Warto także pochylić się nad tekstami wszystkich utworów, które najczęściej
wyrażają uwielbienie w stosunku do natury, afirmację życia i otaczającego nas
świata. Niektóre utwory z powodzeniem mogłyby być piosenkami miłosnymi czy też
kołysankami. Artystka na tym albumie przekazuje mnóstwo emocji stosunkowo
pozytywnych. Poza tym hipnotyzuje głosem. Płyta wprawia w niesamowite
zasłuchanie, zabiera słuchacza do idyllicznej krainy, gdzie życie płynie bez pośpiechu
. To album, który relaksuje i pozwala uspokoić nerwy. Chyba właśnie o to
artystce chodziło – wydać płytę, będące swego rodzaju lekarstwem dla ludzi,
którzy wiecznie gdzieś pędzą, czasem nawet bez zastanowienia.
Lou
Rhodes wydała raczej różnorodny album, będący krokiem naprzód w stosunku do jej
poprzednich solowych dokonań. Theyesandeye zaskakuje właśnie swoim bogactwem
aranżacyjnym.

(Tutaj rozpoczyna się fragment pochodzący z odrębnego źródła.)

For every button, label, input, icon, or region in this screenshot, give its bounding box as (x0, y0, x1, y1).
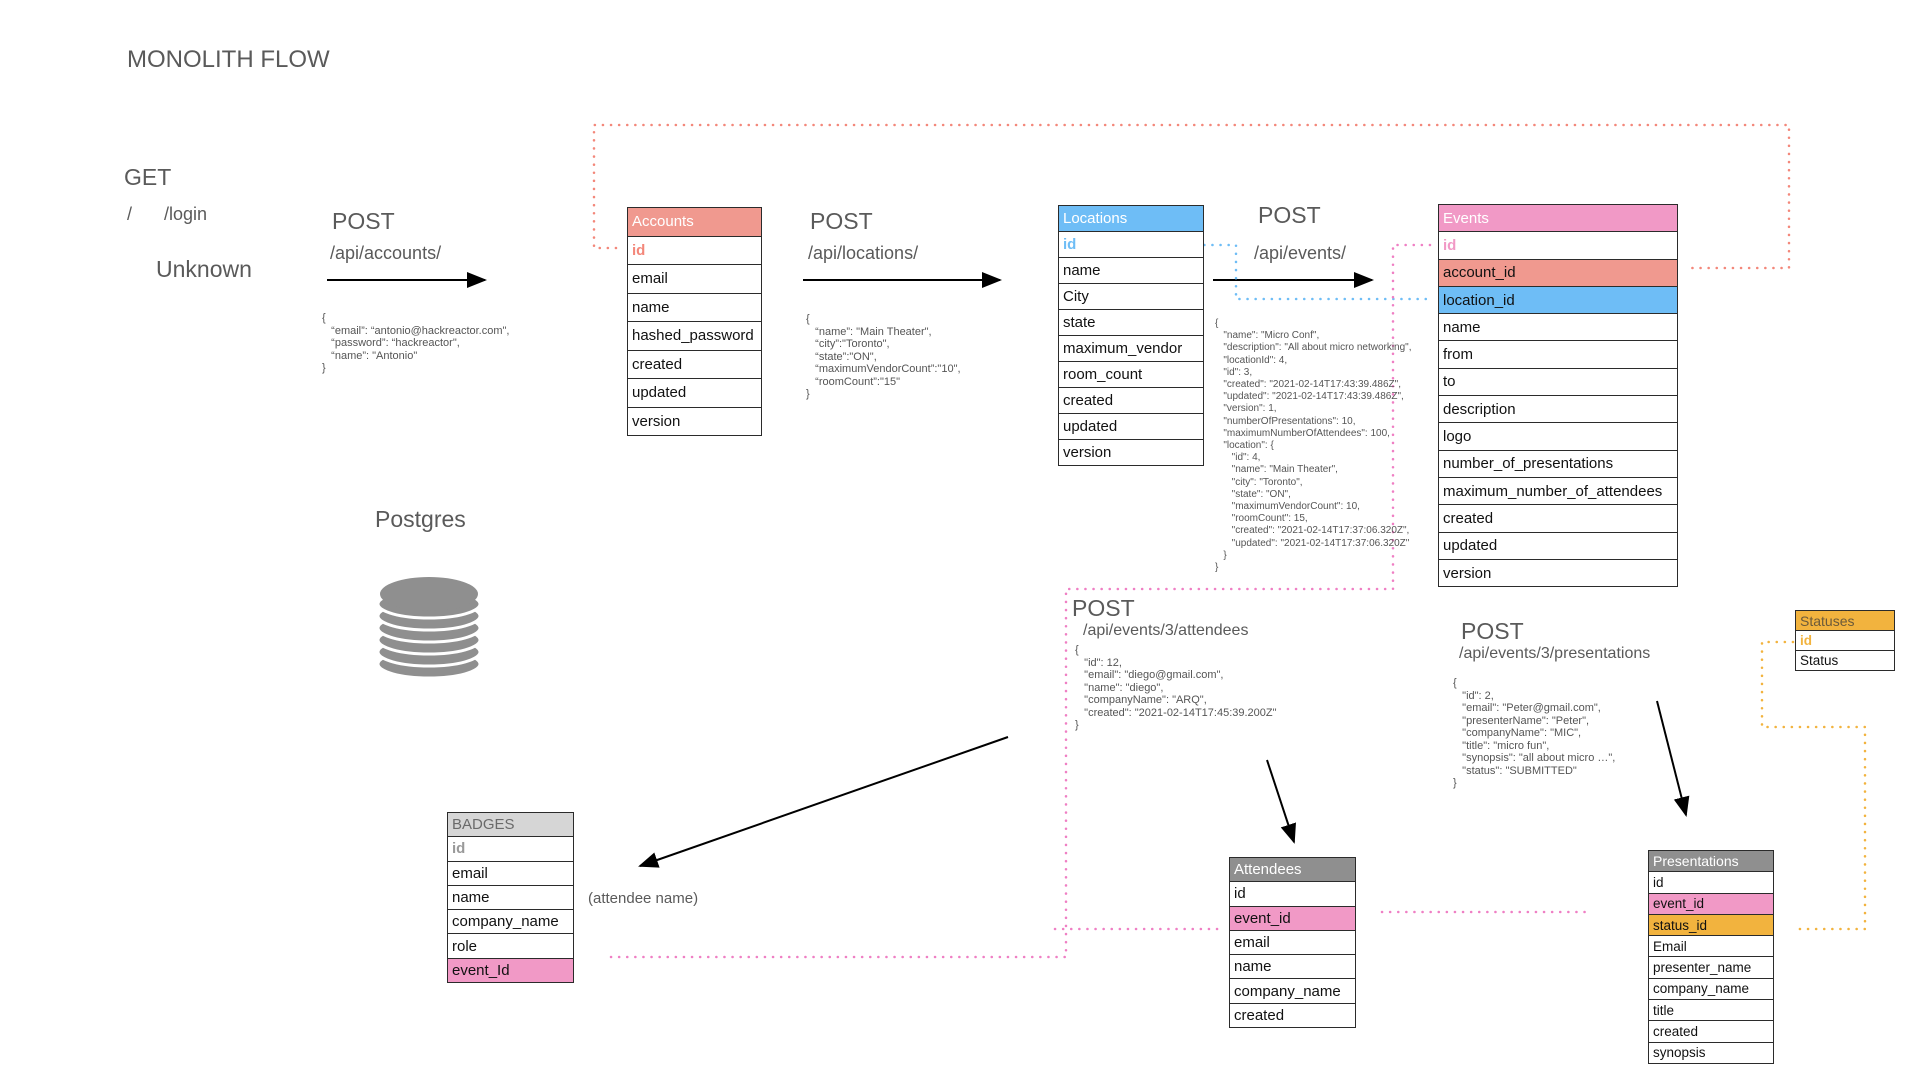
events-field-maximum_number_of_attendees: maximum_number_of_attendees (1438, 476, 1678, 506)
database-icon (376, 577, 482, 680)
presentations-field-event_id: event_id (1648, 892, 1774, 915)
table-badges: BADGES id email name company_name role event_I… (447, 811, 574, 984)
events-field-created: created (1438, 504, 1678, 533)
events-field-account_id: account_id (1438, 258, 1678, 287)
attendees-field-email: email (1229, 929, 1356, 956)
locations-field-version: version (1058, 439, 1204, 466)
route-root: / (127, 204, 133, 224)
accounts-field-id: id (627, 235, 762, 265)
presentations-field-status_id: status_id (1648, 913, 1774, 937)
route-login: /login (164, 204, 208, 224)
badges-field-role: role (447, 933, 574, 959)
attendees-field-name: name (1229, 954, 1356, 980)
locations-field-created: created (1058, 387, 1204, 414)
events-field-number_of_presentations: number_of_presentations (1438, 449, 1678, 478)
accounts-field-version: version (627, 406, 762, 436)
presentations-field-email: Email (1648, 935, 1774, 958)
events-field-version: version (1438, 558, 1678, 588)
statuses-field-status: Status (1795, 650, 1895, 671)
presentations-field-created: created (1648, 1020, 1774, 1043)
accounts-field-email: email (627, 264, 762, 294)
table-locations: Locations id name City state maximum_vendor ro… (1058, 205, 1204, 466)
accounts-field-updated: updated (627, 378, 762, 408)
badges-note: (attendee name) (588, 890, 699, 907)
attendees-request-body: { "id": 12, "email": "diego@gmail.com", … (1075, 644, 1277, 731)
locations-field-maximum_vendor: maximum_vendor (1058, 335, 1204, 362)
events-field-to: to (1438, 367, 1678, 397)
locations-field-room_count: room_count (1058, 361, 1204, 388)
events-field-location_id: location_id (1438, 285, 1678, 315)
locations-table-header: Locations (1058, 205, 1204, 232)
events-field-logo: logo (1438, 422, 1678, 451)
locations-field-id: id (1058, 231, 1204, 258)
locations-request-body: { “name”: "Main Theater", “city”:"Toront… (806, 313, 961, 400)
presentations-request-body: { "id": 2, "email": "Peter@gmail.com", "… (1453, 677, 1616, 789)
locations-method: POST (810, 208, 873, 234)
presentations-field-company_name: company_name (1648, 977, 1774, 1001)
attendees-field-id: id (1229, 881, 1356, 907)
arrow-badges (638, 736, 1009, 868)
presentations-field-presenter_name: presenter_name (1648, 956, 1774, 979)
presentations-field-title: title (1648, 999, 1774, 1022)
attendees-table-header: Attendees (1229, 856, 1356, 883)
locations-field-state: state (1058, 309, 1204, 336)
events-field-name: name (1438, 313, 1678, 342)
presentations-table-header: Presentations (1648, 849, 1774, 873)
badges-field-id: id (447, 836, 574, 862)
attendees-field-event_id: event_id (1229, 905, 1356, 931)
events-field-description: description (1438, 395, 1678, 424)
events-method: POST (1258, 202, 1321, 228)
postgres-label: Postgres (375, 506, 466, 532)
table-events: Events id account_id location_id name from to d… (1438, 203, 1678, 588)
events-field-from: from (1438, 340, 1678, 369)
statuses-field-id: id (1795, 630, 1895, 651)
badges-field-event_id: event_Id (447, 957, 574, 984)
events-path: /api/events/ (1254, 243, 1347, 263)
table-presentations: Presentations id event_id status_id Email pre… (1648, 849, 1774, 1064)
attendees-path: /api/events/3/attendees (1083, 622, 1249, 639)
badges-field-name: name (447, 884, 574, 911)
badges-table-header: BADGES (447, 811, 574, 838)
accounts-field-created: created (627, 349, 762, 379)
table-statuses: Statuses id Status (1795, 610, 1895, 671)
presentations-method: POST (1461, 618, 1524, 644)
table-attendees: Attendees id event_id email name company_name… (1229, 856, 1356, 1029)
arrow-presentations (1656, 700, 1690, 817)
statuses-table-header: Statuses (1795, 610, 1895, 631)
accounts-field-hashed_password: hashed_password (627, 321, 762, 351)
locations-field-updated: updated (1058, 413, 1204, 440)
accounts-path: /api/accounts/ (330, 243, 442, 263)
attendees-method: POST (1072, 595, 1135, 621)
presentations-field-id: id (1648, 871, 1774, 894)
events-field-id: id (1438, 231, 1678, 260)
accounts-request-body: { “email”: “antonio@hackreactor.com", “p… (322, 312, 510, 374)
table-accounts: Accounts id email name hashed_password create… (627, 207, 762, 436)
accounts-table-header: Accounts (627, 207, 762, 237)
accounts-method: POST (332, 208, 395, 234)
diagram-title: MONOLITH FLOW (127, 46, 330, 73)
relation-statuses-presentations (1760, 640, 1867, 931)
accounts-field-name: name (627, 292, 762, 322)
get-method-label: GET (124, 164, 172, 190)
attendees-field-created: created (1229, 1002, 1356, 1029)
locations-field-city: City (1058, 283, 1204, 310)
unknown-label: Unknown (156, 256, 252, 282)
badges-field-company_name: company_name (447, 909, 574, 935)
locations-field-name: name (1058, 257, 1204, 284)
presentations-path: /api/events/3/presentations (1459, 645, 1651, 662)
locations-path: /api/locations/ (808, 243, 919, 263)
events-field-updated: updated (1438, 531, 1678, 560)
events-table-header: Events (1438, 203, 1678, 233)
events-request-body: { "name": "Micro Conf", "description": "… (1215, 318, 1412, 574)
arrow-attendees (1266, 759, 1296, 844)
attendees-field-company_name: company_name (1229, 978, 1356, 1004)
badges-field-email: email (447, 860, 574, 886)
presentations-field-synopsis: synopsis (1648, 1041, 1774, 1064)
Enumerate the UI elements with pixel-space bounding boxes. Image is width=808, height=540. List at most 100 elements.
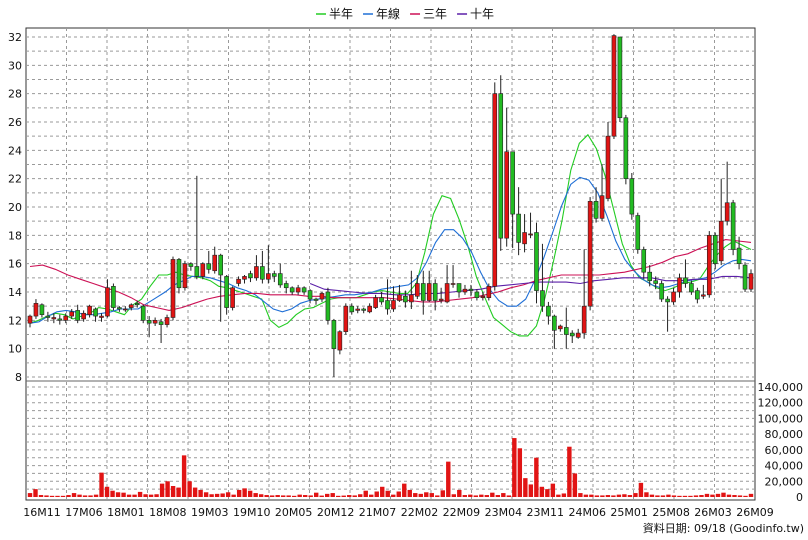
candle-body xyxy=(730,202,736,250)
volume-bar xyxy=(748,493,754,497)
volume-bar xyxy=(214,493,220,497)
candle-body xyxy=(701,294,706,297)
candle-body xyxy=(617,36,623,119)
volume-bar xyxy=(380,486,385,497)
candle-body xyxy=(75,310,80,321)
x-tick-label: 18M08 xyxy=(149,506,187,519)
volume-bar xyxy=(726,494,732,497)
candle-body xyxy=(307,290,313,300)
stock-chart-root: 半年 年線 三年 十年 8 10 12 14 16 18 20 22 24 26 28 30 32 0 20,00… xyxy=(0,0,808,540)
volume-bar xyxy=(495,495,501,497)
legend-label: 十年 xyxy=(470,7,494,21)
volume-bar xyxy=(198,489,203,497)
candle-body xyxy=(105,287,110,317)
candle-body xyxy=(647,271,653,281)
volume-bar xyxy=(170,486,176,497)
candle-body xyxy=(367,305,372,313)
volume-bar xyxy=(545,489,550,497)
candle-body xyxy=(528,233,533,236)
candle-body xyxy=(248,273,253,279)
candle-body xyxy=(111,286,116,308)
price-tick-label: 8 xyxy=(15,371,22,384)
candle-body xyxy=(152,320,158,324)
candle-body xyxy=(99,315,104,318)
candle-body xyxy=(218,254,223,276)
candle-body xyxy=(224,276,229,308)
volume-tick-label: 20,000 xyxy=(765,475,804,488)
candle-body xyxy=(397,294,402,301)
volume-bar xyxy=(302,495,308,497)
volume-bar xyxy=(512,438,517,497)
volume-bar xyxy=(374,491,379,497)
candle-body xyxy=(242,276,247,280)
volume-bar xyxy=(363,490,368,497)
volume-bar xyxy=(192,487,198,497)
volume-bar xyxy=(352,495,357,497)
volume-bar xyxy=(539,486,545,497)
volume-bar xyxy=(242,488,247,497)
candle-body xyxy=(575,332,581,338)
candle-body xyxy=(81,312,86,320)
volume-bar xyxy=(247,490,253,497)
x-tick-label: 20M12 xyxy=(317,506,355,519)
candle-body xyxy=(724,202,730,222)
volume-bar xyxy=(275,495,280,497)
volume-bar xyxy=(677,495,682,497)
volume-bar xyxy=(633,493,638,497)
candle-body xyxy=(444,283,450,303)
volume-bar xyxy=(418,493,423,497)
candle-body xyxy=(665,298,670,303)
volume-bar xyxy=(66,495,71,497)
volume-bar xyxy=(231,494,236,497)
legend-label: 三年 xyxy=(423,7,447,21)
candle-body xyxy=(164,317,170,325)
candle-body xyxy=(69,311,75,317)
volume-bar xyxy=(440,490,445,497)
candle-body xyxy=(486,286,492,298)
volume-bar xyxy=(396,491,401,497)
volume-bar xyxy=(605,495,611,497)
volume-bar xyxy=(49,495,55,497)
candle-body xyxy=(510,151,515,215)
volume-bar xyxy=(165,481,170,497)
candle-body xyxy=(194,266,200,277)
candle-body xyxy=(426,283,432,301)
volume-bar xyxy=(280,495,286,497)
volume-bar xyxy=(479,494,484,497)
candle-body xyxy=(123,308,128,311)
candle-body xyxy=(736,247,742,264)
volume-bar xyxy=(143,494,148,497)
volume-bar xyxy=(297,494,302,497)
candle-body xyxy=(742,264,748,290)
candle-body xyxy=(641,249,647,273)
volume-bar xyxy=(556,494,561,497)
volume-bar xyxy=(589,494,594,497)
volume-bar xyxy=(225,492,231,497)
candle-body xyxy=(343,305,349,332)
candle-body xyxy=(569,332,575,337)
candle-body xyxy=(677,277,682,293)
candle-body xyxy=(718,220,724,262)
volume-bar xyxy=(358,494,363,497)
volume-tick-label: 120,000 xyxy=(758,397,804,410)
candlesticks xyxy=(27,34,754,377)
candle-body xyxy=(289,287,295,293)
candle-body xyxy=(420,283,426,301)
volume-bar xyxy=(159,483,165,497)
candle-body xyxy=(188,263,194,267)
volume-bar xyxy=(688,495,693,497)
x-tick-label: 23M11 xyxy=(527,506,565,519)
candle-body xyxy=(504,151,509,239)
candle-body xyxy=(480,295,486,298)
candle-body xyxy=(277,273,283,286)
volume-bar xyxy=(622,494,627,497)
volume-bar xyxy=(655,495,660,497)
volume-bar xyxy=(473,495,479,497)
candle-body xyxy=(373,297,378,308)
volume-bar xyxy=(269,495,275,497)
candle-body xyxy=(313,298,319,301)
legend: 半年 年線 三年 十年 xyxy=(316,6,494,21)
price-tick-label: 14 xyxy=(8,286,22,299)
candle-body xyxy=(659,283,664,300)
volume-bar xyxy=(33,489,38,497)
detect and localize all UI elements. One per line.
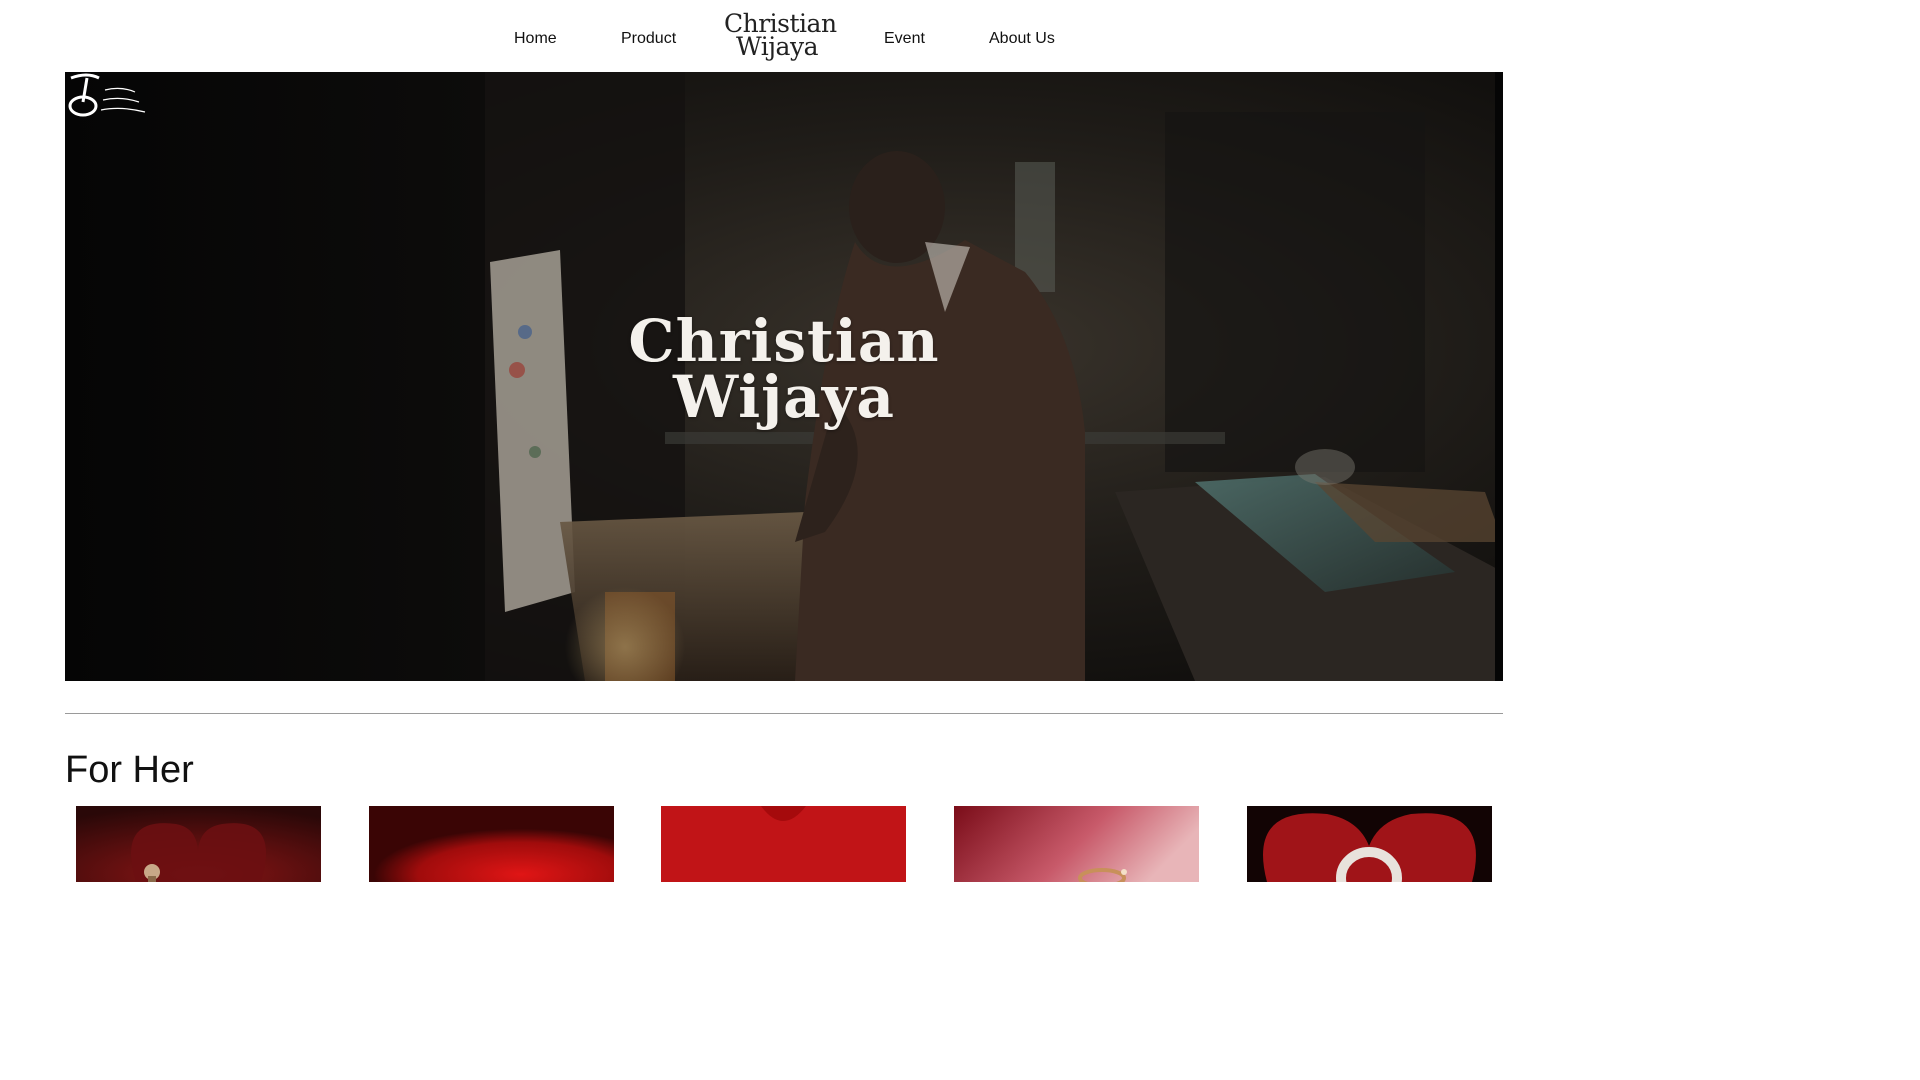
hero-video[interactable]: Christian Wijaya — [65, 72, 1503, 681]
hero-title-line1: Christian — [628, 307, 940, 375]
product-image — [1247, 806, 1492, 882]
product-card[interactable] — [1247, 806, 1492, 882]
nav-home-link[interactable]: Home — [514, 30, 557, 48]
product-card[interactable] — [954, 806, 1199, 882]
main-nav: Home Product Christian Wijaya Event Abou… — [0, 0, 1568, 72]
product-card[interactable] — [369, 806, 614, 882]
product-image — [661, 806, 906, 882]
nav-about-link[interactable]: About Us — [989, 30, 1055, 48]
nav-event-link[interactable]: Event — [884, 30, 925, 48]
page: Home Product Christian Wijaya Event Abou… — [0, 0, 1568, 882]
product-image — [76, 806, 321, 882]
brand-logo-line2: Wijaya — [736, 32, 818, 61]
product-image — [369, 806, 614, 882]
production-logo-icon — [68, 73, 146, 117]
product-list-for-her — [0, 806, 1568, 882]
section-divider — [65, 713, 1503, 714]
hero-title: Christian Wijaya — [65, 307, 1503, 431]
hero-title-line2: Wijaya — [673, 363, 895, 431]
product-card[interactable] — [661, 806, 906, 882]
product-image — [954, 806, 1199, 882]
section-title-for-her: For Her — [65, 749, 194, 791]
product-card[interactable] — [76, 806, 321, 882]
brand-logo[interactable]: Christian Wijaya — [724, 11, 837, 64]
nav-product-link[interactable]: Product — [621, 30, 676, 48]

Trudno zakwalifikować tę płytę do konkretnego gatunku muzycznego.
Zarówno fani akustycznego grania jak i zwolennicy partii smyczkowych czy
delikatnych orkiestracji znajdą na tym wydawnictwie coś dla siebie. Z pewnością
można stwierdzić, że jest to doskonała płyta do słuchania w chwilach relaksu
czy podczas długich letnich wieczorów.